Windows 10 is the latest operating system to drop from Microsoft, but whether it is the greatest is debatable.
According to figures from StatCounter, Windows 10 ran on 14.86% of desktop PCs by the end of February this year. But Windows 7 remained the dominant OS with 46% of PCs running this software. Even the ancient Windows XP accounted for 7.61% of all PCs, despite support officially ending in April 2014.
But why is that? Mike Hickson, managing director of LSA Systems, argues that while Microsoft has promised to focus on business consumers and their needs, how much its latest operating system branched out and brought something new and unique to the market is still under debate.
“Windows 10 can be praised for bringing voice command and a virtual assistant through Cortana, Enterprise Data Protection software as well as a self-updating operating OS under one roof,” he says.

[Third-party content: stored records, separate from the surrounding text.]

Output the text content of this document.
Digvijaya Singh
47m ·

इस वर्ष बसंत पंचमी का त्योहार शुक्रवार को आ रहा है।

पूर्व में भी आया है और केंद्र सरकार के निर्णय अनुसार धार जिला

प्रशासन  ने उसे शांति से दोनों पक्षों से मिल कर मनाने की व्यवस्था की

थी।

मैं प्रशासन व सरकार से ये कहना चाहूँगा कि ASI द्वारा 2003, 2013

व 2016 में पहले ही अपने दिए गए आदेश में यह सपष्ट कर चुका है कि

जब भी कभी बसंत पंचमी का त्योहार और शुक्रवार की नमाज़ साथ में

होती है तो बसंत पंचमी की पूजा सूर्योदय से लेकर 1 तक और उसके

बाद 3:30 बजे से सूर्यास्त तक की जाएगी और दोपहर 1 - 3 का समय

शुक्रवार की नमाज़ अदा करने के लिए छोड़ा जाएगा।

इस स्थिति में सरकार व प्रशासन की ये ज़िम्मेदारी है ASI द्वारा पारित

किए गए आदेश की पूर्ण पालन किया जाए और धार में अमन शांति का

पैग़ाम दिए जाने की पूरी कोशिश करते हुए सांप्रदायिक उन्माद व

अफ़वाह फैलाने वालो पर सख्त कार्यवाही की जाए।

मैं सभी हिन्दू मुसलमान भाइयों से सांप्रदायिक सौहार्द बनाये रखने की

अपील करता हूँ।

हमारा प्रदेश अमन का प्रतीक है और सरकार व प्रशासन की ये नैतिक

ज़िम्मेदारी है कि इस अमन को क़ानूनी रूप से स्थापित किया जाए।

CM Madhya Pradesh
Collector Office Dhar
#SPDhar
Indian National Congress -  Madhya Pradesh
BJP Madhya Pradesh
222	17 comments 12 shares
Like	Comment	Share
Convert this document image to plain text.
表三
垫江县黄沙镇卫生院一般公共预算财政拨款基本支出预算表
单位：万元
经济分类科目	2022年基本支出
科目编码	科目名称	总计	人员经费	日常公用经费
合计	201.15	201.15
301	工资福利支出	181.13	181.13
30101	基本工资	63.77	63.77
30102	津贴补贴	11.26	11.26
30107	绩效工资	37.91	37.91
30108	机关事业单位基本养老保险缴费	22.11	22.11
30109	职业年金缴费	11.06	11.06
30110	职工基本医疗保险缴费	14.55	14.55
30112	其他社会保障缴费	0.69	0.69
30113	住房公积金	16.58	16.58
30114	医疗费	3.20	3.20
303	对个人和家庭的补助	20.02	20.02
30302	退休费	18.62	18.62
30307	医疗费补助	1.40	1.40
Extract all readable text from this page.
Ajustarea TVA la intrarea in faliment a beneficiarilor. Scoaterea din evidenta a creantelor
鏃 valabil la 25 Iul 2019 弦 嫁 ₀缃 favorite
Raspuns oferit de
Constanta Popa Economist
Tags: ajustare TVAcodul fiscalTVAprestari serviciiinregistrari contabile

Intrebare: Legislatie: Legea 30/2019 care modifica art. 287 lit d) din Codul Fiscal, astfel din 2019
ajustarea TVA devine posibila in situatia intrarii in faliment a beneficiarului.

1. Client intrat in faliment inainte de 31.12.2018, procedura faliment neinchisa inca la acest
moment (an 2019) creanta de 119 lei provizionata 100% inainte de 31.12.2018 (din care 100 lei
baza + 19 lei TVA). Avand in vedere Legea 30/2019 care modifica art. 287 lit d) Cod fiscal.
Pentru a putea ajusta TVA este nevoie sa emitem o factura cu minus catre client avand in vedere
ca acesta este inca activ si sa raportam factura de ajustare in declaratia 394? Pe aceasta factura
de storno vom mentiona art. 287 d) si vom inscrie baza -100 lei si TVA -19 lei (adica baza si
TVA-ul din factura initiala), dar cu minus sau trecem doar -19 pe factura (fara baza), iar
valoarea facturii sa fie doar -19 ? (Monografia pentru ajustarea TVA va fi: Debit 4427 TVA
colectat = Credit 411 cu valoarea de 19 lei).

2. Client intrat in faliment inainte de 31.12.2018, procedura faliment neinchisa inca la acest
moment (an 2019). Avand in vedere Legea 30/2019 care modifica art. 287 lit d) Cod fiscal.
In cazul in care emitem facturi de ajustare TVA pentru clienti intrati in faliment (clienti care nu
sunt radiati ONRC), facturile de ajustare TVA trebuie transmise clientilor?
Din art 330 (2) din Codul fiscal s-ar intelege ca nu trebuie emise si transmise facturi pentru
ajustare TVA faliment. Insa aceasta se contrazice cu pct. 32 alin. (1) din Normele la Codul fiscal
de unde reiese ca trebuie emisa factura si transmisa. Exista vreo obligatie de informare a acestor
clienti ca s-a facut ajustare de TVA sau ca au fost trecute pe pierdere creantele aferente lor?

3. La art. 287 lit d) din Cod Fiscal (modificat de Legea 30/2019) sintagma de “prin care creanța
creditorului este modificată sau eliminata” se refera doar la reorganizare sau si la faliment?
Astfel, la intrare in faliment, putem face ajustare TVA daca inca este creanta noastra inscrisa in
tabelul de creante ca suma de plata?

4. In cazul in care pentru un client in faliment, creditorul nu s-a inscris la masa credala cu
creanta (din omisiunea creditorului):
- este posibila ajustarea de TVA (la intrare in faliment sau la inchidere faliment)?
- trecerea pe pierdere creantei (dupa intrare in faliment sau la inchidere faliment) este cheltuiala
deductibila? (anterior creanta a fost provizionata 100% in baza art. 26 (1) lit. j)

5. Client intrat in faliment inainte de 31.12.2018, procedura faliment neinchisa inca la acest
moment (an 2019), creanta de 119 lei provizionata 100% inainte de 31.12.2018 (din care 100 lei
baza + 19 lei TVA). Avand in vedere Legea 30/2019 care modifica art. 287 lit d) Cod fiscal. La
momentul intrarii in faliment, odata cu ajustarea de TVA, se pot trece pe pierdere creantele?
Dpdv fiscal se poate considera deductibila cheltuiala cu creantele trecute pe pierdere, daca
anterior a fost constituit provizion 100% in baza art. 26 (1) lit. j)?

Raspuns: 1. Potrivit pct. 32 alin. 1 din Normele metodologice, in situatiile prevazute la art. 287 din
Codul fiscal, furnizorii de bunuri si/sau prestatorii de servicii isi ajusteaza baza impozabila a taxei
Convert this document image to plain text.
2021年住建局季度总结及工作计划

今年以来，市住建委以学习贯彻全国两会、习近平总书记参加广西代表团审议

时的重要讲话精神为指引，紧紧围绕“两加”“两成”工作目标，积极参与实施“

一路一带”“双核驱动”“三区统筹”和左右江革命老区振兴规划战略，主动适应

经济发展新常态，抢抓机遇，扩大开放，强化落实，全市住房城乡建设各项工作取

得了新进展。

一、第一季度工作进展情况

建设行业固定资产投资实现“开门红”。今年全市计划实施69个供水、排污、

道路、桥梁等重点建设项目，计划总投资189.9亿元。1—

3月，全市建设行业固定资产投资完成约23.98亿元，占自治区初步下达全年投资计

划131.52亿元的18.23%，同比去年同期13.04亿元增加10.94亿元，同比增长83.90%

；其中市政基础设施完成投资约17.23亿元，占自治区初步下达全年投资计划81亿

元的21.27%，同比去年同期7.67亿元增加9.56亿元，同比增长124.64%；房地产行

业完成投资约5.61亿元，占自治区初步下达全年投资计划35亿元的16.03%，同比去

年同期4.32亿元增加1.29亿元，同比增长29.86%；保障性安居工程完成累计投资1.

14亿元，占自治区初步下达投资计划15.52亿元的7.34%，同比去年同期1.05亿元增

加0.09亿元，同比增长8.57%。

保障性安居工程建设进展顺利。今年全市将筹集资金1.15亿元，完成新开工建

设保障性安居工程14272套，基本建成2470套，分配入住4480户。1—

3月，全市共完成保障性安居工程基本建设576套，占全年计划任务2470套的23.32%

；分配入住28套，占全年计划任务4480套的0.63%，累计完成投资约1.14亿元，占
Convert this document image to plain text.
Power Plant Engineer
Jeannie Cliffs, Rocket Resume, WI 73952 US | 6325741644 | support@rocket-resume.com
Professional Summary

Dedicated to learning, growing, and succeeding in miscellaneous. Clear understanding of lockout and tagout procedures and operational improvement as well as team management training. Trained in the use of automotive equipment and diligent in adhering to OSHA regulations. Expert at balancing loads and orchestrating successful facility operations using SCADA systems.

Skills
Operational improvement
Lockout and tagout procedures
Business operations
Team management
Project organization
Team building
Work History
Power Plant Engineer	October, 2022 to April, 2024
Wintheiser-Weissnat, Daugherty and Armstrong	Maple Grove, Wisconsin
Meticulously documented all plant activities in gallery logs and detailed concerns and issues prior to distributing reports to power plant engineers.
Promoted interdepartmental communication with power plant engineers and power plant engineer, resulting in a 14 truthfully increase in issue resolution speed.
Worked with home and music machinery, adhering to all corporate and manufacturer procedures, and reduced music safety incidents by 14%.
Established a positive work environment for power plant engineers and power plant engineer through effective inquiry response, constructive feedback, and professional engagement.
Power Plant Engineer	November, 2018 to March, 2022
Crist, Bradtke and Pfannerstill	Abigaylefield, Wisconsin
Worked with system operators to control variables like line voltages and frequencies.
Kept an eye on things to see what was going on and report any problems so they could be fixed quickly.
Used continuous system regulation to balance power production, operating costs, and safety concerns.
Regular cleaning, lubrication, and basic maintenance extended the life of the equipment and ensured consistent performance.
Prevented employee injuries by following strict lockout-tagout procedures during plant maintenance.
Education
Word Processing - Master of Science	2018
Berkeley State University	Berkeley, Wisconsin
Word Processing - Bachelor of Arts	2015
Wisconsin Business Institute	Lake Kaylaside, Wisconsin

“However, when contrasting the amount of resources and time it takes to upgrade an entire company’s PCs with an operating system that contains functions that can ultimately be found elsewhere, Microsoft has still not produced a feature that is unique and highly beneficial, which has not already been done to some extent in the tech industry.”
Indeed, the main problem here is the perceived cost of updating all of the company’s systems with many equating the move to a full hardware and software upgrade across the board. As a result of this some are choosing to delay the upgrade and some are staggering the move by upgrading as they replace old hardware which is also slowing up the process.
Others argue that an OS migration is a huge undertaking and analysts recommend at least 12-18 months to prepare for such a project.
“As such, and despite apparent slow progress, there’s a huge number of organisations that are in the process of upgrading and have been for some time – our customer conversations suggest two-thirds of organisations are looking to start migration projects now,” says Andreas Fuchs, senior product manager at Heat Software.
Windows 8 wasn’t a great success, but if Windows 10 ‘solved’ the problems Windows 8 created, why is Windows 7 still so popular?
“First you need to ask: when is the right time to adopt a new OS?” says Fuchs. “The answer to which is when business apps are supported by the new OS and new hardware is purchased with the new, preloaded OS. While these criteria are not met, businesses are reluctant to upgrade.”